FabricJS is not a piece of JS to build a foolproof ux for editors covering all the possible programmers mistakes.
It supports interactivity but you have to know what are you doing.
Another example is string in place to numbers, i do not think we should check that a value is a string and in case parse an integer from it because some developers do not remember that any input form return a string even if is of a numeric kind.
setting scale to 1 is a bit dangerous, it would break the uniform scaling.
Imagine you have a poling scaled to 4x on both sizes.
then you move the points in a line, you obtain size 0 on height, and then you try to scale, you reset scale to 1.
then you go back to editing points and you move back a point, now your height is again different from 0 but your polygon is now scaled with a non uniform value.
Again this is a very weird case, we have just to avoid to fillup the console in red, so imho blocking it is good.

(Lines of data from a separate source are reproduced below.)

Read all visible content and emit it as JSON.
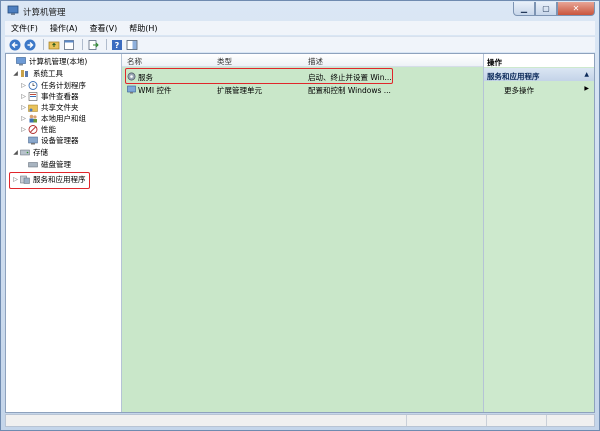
{
  "window": {
    "title": "计算机管理",
    "colors": {
      "frame": "#c4d5ea",
      "list_bg": "#c9e7c9",
      "highlight": "#e0262b",
      "close": "#c9553c"
    }
  },
  "menu": [
    {
      "label": "文件(F)"
    },
    {
      "label": "操作(A)"
    },
    {
      "label": "查看(V)"
    },
    {
      "label": "帮助(H)"
    }
  ],
  "toolbar": {
    "icons": [
      "back-arrow-icon",
      "forward-arrow-icon",
      "folder-up-icon",
      "properties-icon",
      "export-icon",
      "help-icon",
      "show-hide-pane-icon"
    ]
  },
  "tree": {
    "items": [
      {
        "label": "计算机管理(本地)",
        "icon": "computer-icon",
        "toggle": ""
      },
      {
        "label": "系统工具",
        "icon": "tools-icon",
        "toggle": "◢"
      },
      {
        "label": "任务计划程序",
        "icon": "clock-icon",
        "toggle": "▷"
      },
      {
        "label": "事件查看器",
        "icon": "event-icon",
        "toggle": "▷"
      },
      {
        "label": "共享文件夹",
        "icon": "shared-folder-icon",
        "toggle": "▷"
      },
      {
        "label": "本地用户和组",
        "icon": "users-icon",
        "toggle": "▷"
      },
      {
        "label": "性能",
        "icon": "performance-icon",
        "toggle": "▷"
      },
      {
        "label": "设备管理器",
        "icon": "device-icon",
        "toggle": ""
      },
      {
        "label": "存储",
        "icon": "storage-icon",
        "toggle": "◢"
      },
      {
        "label": "磁盘管理",
        "icon": "disk-icon",
        "toggle": ""
      },
      {
        "label": "服务和应用程序",
        "icon": "services-apps-icon",
        "toggle": "▷"
      }
    ]
  },
  "list": {
    "columns": [
      "名称",
      "类型",
      "描述"
    ],
    "rows": [
      {
        "name": "服务",
        "type": "",
        "desc": "启动、终止并设置 Win..."
      },
      {
        "name": "WMI 控件",
        "type": "扩展管理单元",
        "desc": "配置和控制 Windows ..."
      }
    ]
  },
  "actions": {
    "header": "操作",
    "section": "服务和应用程序",
    "more": "更多操作",
    "section_arrow": "▲",
    "more_arrow": "▶"
  }
}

We do not have to trigger the forbid sign, we can also just return false from the action so scaling won't happen at all.
The part of showing the disallow cursor is optional if we think it makes more sense to warn the dev/user that something is being blocked rather than thinking their left mouse button is being defective
I think we can use the logic concept @asturur implemented in #9575 to fix this for good |
but any scale you give to a zero size item will still give you zero. |
Merging this next, but i will try to make the test as simple as possible. |
At the end i extended the test because i couldn't simplify it. |
Motivation
@closes #9475
Description
0 height polygons have issues where they disappear when you scale them.
Changes
Adds guards to ensure divide by 0's do not happen to create these problems. This is done by preventing the scale when value is 0.